La Charte des droits fondamentaux de l’Union européenne, source d’enrichissement du patrimoine constitutionnel et juridique de l’Union européenne

En partie inspirée de la Convention européenne des droits de l’homme, la Charte des droits fondamentaux de l’Union européenne est un instrument caractérisé par sa modernité, sa complétude et son harmonie. Sa structure en titres renvoie à des exigences fondamentales de la vie en société dont certaines ont été consacrées en tant que valeurs auxquelles l’Union européenne et les Etats membres ont souscrit en vertu de l’article 2 du traité sur l’Union européenne.

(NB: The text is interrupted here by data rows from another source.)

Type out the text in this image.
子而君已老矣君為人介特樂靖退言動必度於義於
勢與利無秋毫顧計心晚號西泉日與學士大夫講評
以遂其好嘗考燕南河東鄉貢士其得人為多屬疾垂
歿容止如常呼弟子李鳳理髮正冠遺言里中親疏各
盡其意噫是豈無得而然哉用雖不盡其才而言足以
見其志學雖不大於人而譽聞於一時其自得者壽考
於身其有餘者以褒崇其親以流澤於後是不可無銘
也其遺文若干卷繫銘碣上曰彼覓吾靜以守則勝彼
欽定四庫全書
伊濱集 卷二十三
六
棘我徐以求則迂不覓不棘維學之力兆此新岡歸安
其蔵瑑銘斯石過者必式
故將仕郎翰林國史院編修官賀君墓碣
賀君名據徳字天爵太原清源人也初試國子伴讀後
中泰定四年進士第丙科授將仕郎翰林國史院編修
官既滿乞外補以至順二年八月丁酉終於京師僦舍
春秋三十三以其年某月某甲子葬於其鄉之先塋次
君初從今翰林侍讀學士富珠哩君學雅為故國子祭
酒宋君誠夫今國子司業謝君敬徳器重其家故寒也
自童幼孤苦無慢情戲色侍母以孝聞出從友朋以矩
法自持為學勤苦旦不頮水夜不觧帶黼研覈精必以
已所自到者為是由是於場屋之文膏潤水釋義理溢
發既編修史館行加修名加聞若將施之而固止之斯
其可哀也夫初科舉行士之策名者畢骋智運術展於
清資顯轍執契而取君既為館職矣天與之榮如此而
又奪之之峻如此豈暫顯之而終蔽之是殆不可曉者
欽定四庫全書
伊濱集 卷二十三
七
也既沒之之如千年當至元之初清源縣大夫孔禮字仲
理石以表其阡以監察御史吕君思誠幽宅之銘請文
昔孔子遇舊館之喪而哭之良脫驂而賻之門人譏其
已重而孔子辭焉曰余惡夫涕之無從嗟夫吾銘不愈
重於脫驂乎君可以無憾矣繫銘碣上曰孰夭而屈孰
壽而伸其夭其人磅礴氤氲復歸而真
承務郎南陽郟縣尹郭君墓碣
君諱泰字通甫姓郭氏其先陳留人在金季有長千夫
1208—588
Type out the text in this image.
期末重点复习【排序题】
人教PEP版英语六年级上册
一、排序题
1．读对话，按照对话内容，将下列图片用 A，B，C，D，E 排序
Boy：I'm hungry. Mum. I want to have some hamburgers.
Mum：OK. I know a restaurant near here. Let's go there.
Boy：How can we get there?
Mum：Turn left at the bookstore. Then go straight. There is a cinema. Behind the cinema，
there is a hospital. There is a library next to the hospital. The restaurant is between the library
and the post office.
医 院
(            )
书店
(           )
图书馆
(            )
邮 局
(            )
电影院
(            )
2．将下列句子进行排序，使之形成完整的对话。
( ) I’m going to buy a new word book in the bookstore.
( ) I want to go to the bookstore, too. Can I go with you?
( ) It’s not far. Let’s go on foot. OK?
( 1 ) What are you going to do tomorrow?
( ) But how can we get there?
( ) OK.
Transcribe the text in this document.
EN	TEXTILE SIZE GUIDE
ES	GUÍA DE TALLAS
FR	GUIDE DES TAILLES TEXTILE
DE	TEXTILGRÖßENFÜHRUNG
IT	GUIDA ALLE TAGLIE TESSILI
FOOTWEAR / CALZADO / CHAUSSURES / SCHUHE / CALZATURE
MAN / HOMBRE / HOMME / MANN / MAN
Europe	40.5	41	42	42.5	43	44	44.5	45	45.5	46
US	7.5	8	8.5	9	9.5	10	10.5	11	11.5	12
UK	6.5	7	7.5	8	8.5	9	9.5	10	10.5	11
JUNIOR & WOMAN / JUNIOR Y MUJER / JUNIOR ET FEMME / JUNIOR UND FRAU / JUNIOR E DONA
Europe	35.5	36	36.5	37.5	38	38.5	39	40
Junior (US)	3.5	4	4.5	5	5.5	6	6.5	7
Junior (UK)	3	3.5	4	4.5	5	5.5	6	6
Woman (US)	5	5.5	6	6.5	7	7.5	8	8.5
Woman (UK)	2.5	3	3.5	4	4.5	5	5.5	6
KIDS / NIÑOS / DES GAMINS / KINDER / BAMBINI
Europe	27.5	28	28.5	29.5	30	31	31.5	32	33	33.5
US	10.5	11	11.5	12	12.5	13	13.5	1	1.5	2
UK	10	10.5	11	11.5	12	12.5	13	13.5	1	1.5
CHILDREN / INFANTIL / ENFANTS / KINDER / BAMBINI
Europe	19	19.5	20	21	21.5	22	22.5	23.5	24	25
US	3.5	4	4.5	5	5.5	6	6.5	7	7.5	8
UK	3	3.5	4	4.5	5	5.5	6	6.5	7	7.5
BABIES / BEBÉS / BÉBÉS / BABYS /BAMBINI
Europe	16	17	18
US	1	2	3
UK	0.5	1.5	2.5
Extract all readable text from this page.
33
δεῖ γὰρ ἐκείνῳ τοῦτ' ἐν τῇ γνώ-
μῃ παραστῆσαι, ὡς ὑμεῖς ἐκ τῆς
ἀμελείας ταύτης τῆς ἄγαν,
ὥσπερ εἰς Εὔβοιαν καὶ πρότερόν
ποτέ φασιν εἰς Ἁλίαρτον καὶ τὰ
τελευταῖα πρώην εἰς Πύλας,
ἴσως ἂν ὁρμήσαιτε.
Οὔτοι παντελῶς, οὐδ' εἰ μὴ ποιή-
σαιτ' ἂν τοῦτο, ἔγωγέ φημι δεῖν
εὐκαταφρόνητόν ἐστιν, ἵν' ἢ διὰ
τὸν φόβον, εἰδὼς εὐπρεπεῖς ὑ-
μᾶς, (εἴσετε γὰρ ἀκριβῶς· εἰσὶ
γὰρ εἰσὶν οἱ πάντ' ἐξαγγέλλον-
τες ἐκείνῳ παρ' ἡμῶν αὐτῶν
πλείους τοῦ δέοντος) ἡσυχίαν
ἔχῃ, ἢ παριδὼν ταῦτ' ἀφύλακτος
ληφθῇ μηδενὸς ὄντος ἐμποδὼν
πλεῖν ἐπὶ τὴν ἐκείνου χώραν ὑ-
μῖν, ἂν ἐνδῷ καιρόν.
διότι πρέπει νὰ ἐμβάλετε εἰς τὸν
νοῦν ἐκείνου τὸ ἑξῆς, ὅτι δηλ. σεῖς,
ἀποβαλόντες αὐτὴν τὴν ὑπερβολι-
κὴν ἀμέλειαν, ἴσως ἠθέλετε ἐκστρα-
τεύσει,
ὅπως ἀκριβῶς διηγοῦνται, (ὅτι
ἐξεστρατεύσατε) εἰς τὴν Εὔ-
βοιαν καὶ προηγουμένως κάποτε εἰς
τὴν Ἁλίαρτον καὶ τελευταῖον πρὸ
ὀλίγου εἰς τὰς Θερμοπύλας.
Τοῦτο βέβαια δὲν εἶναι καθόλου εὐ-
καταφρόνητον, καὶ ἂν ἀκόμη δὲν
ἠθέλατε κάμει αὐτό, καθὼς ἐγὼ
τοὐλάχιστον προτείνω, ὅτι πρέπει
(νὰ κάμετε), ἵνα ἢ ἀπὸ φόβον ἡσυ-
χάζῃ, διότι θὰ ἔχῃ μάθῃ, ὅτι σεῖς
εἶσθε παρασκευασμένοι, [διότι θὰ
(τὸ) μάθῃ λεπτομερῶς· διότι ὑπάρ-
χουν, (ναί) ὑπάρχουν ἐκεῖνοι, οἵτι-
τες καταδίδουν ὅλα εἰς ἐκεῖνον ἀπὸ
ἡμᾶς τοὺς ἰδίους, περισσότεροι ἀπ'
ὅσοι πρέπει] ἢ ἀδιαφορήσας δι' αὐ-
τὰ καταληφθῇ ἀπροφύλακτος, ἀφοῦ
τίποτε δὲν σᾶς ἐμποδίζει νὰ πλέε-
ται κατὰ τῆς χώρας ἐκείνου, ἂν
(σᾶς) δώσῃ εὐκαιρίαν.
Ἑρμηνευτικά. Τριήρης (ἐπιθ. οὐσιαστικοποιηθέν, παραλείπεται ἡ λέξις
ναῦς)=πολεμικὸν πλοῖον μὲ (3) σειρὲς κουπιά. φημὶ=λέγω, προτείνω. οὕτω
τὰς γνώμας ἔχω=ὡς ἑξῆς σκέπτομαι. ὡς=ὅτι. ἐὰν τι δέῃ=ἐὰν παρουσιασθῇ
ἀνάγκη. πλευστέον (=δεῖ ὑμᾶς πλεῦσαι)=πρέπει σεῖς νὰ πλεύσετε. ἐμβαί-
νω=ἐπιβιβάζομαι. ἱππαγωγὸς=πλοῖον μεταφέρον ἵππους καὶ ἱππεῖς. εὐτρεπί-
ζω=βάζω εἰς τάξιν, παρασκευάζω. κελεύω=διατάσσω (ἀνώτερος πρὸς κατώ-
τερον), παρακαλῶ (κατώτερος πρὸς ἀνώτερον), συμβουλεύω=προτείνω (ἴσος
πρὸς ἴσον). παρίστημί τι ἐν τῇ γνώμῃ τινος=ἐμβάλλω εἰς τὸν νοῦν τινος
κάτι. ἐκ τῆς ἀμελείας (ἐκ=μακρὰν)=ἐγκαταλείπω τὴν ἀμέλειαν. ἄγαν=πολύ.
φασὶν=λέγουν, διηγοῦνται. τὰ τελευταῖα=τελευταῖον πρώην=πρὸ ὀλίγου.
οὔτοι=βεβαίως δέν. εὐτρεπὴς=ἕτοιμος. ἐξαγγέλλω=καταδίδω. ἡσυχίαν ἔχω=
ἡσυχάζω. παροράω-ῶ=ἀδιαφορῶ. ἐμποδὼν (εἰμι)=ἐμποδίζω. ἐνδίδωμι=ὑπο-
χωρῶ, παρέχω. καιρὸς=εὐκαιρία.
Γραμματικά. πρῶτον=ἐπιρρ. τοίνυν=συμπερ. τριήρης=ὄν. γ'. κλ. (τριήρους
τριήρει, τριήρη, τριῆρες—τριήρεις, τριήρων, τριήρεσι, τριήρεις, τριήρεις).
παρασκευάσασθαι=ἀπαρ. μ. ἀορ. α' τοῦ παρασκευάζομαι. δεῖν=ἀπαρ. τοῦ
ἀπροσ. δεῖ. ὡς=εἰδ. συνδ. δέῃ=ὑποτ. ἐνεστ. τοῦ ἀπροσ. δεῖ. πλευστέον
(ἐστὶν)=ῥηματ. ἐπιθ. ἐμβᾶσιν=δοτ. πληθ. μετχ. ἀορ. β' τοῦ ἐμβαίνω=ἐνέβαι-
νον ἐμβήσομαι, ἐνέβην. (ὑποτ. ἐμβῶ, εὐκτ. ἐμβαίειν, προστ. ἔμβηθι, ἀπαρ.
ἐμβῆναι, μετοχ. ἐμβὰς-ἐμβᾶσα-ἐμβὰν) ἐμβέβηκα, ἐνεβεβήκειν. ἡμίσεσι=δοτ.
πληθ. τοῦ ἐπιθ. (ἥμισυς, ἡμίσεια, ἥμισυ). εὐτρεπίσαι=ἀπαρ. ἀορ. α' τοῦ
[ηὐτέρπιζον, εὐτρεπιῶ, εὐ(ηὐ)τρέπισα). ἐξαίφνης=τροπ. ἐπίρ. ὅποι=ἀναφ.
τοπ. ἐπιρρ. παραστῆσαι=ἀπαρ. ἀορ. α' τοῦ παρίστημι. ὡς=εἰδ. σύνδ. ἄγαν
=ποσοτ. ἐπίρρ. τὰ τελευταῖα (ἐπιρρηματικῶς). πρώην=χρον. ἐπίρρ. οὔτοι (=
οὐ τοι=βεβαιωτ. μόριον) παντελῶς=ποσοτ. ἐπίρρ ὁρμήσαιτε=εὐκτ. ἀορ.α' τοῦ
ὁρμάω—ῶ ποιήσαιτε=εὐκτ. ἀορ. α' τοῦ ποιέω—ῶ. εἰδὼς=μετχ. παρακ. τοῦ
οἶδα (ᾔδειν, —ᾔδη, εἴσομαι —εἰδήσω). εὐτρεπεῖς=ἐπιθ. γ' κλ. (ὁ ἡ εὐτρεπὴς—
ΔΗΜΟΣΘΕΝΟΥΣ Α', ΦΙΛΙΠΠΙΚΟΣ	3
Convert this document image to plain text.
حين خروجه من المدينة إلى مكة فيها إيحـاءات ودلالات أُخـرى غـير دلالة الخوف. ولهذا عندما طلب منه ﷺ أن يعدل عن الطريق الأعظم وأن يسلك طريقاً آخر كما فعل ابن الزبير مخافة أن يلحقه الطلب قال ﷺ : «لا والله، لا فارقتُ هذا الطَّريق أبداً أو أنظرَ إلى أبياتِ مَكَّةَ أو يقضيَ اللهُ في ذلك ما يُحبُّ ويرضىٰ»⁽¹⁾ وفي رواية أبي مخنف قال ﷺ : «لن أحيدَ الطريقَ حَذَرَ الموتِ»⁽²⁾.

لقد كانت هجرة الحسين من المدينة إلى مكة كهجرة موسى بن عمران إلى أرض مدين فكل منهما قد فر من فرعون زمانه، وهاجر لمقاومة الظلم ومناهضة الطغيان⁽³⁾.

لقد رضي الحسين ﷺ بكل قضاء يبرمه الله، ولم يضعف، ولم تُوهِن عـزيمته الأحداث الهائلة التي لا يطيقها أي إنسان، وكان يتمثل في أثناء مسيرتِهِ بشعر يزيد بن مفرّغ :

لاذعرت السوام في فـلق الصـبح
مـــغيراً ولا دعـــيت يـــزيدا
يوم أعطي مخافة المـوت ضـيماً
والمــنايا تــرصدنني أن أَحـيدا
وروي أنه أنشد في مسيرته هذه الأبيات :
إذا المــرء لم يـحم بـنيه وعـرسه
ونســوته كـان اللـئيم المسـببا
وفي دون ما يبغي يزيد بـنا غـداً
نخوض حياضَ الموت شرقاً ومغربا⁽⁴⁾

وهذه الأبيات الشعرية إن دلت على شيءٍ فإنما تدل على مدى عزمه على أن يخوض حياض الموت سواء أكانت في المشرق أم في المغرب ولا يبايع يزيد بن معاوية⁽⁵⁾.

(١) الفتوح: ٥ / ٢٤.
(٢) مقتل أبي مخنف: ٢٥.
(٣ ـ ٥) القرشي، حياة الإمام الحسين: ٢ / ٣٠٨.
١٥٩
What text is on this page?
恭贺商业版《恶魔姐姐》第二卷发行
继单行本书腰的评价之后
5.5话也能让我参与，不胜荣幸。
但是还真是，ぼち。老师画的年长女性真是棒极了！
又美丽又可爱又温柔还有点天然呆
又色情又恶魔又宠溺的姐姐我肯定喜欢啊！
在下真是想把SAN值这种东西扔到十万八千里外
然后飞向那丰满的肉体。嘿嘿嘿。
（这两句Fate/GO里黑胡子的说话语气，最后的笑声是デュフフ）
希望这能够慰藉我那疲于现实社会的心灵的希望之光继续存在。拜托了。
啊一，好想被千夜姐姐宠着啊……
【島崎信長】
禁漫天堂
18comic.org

La Charte des droits fondamentaux de l’Union européenne trouve son origine dans plusieurs initiatives dont les effets ont été conjugués et amplifiés au cours d’un long processus de constitutionalisation des droits fondamentaux au sein des Communautés européennes puis de l’Union européenne.

Perspective de catalogue des droits fondamentaux. La perspective de création d’un “catalogue” de droits fondamentaux spécifique à la Communauté économique européenne, selon l’expression la Cour constitutionnelle allemande reprise par la Commission européenne, avait suscité une véritable réflexion au sein des institutions et de la doctrine (voir notamment, dans un sens critique, A.G. Toth, “The European Union and Human Rights : The Way Forward”, CML Rev. 1997 n° 2, p. 491 et s., spéc. p. 501 et 502, et, de manière plus favorable, A. Clapham, “A Human Rights Policy for the European Community”, YEL 1990, p. 309 et s., spéc. p. 358 à 361 ; K. Lenaerts, “Fundamental Rights to be Included in a Community Catalogue”, EL Rev. 1991 n° 5, p. 367 et s.).

L’enrichissement constitutionnel des traités constitutifs et le renforcement de la légitimité démocratique de la Communauté et de l’Union ont été pertinemment soulignés par plusieurs auteurs (M. A. Dauses, « La protection des droits fondamentaux dans l’ordre juridique des Communautés européennes. Position du problème, état actuel et tendances », RAE 1992, n° 4, p. 9 et s., spéc. p. 20 ; M. P. Chiti, “The role of the European Court of Justice in the Development of General Principles and their Possible Codification”, Riv. Ital. Dir. Pubbl. Comunitario 1995, p. 661 et s., spéc. p. 670 ; R. Bieber, Introduction, in R. Bieber et a. (éds), Au nom des peuples européens. Un catalogue des droits fondamentaux de l’Union européenne, Baden-Baden, Nomos Verlagsgesellschaft, 1996, p. 13 et s., spéc. p. 15).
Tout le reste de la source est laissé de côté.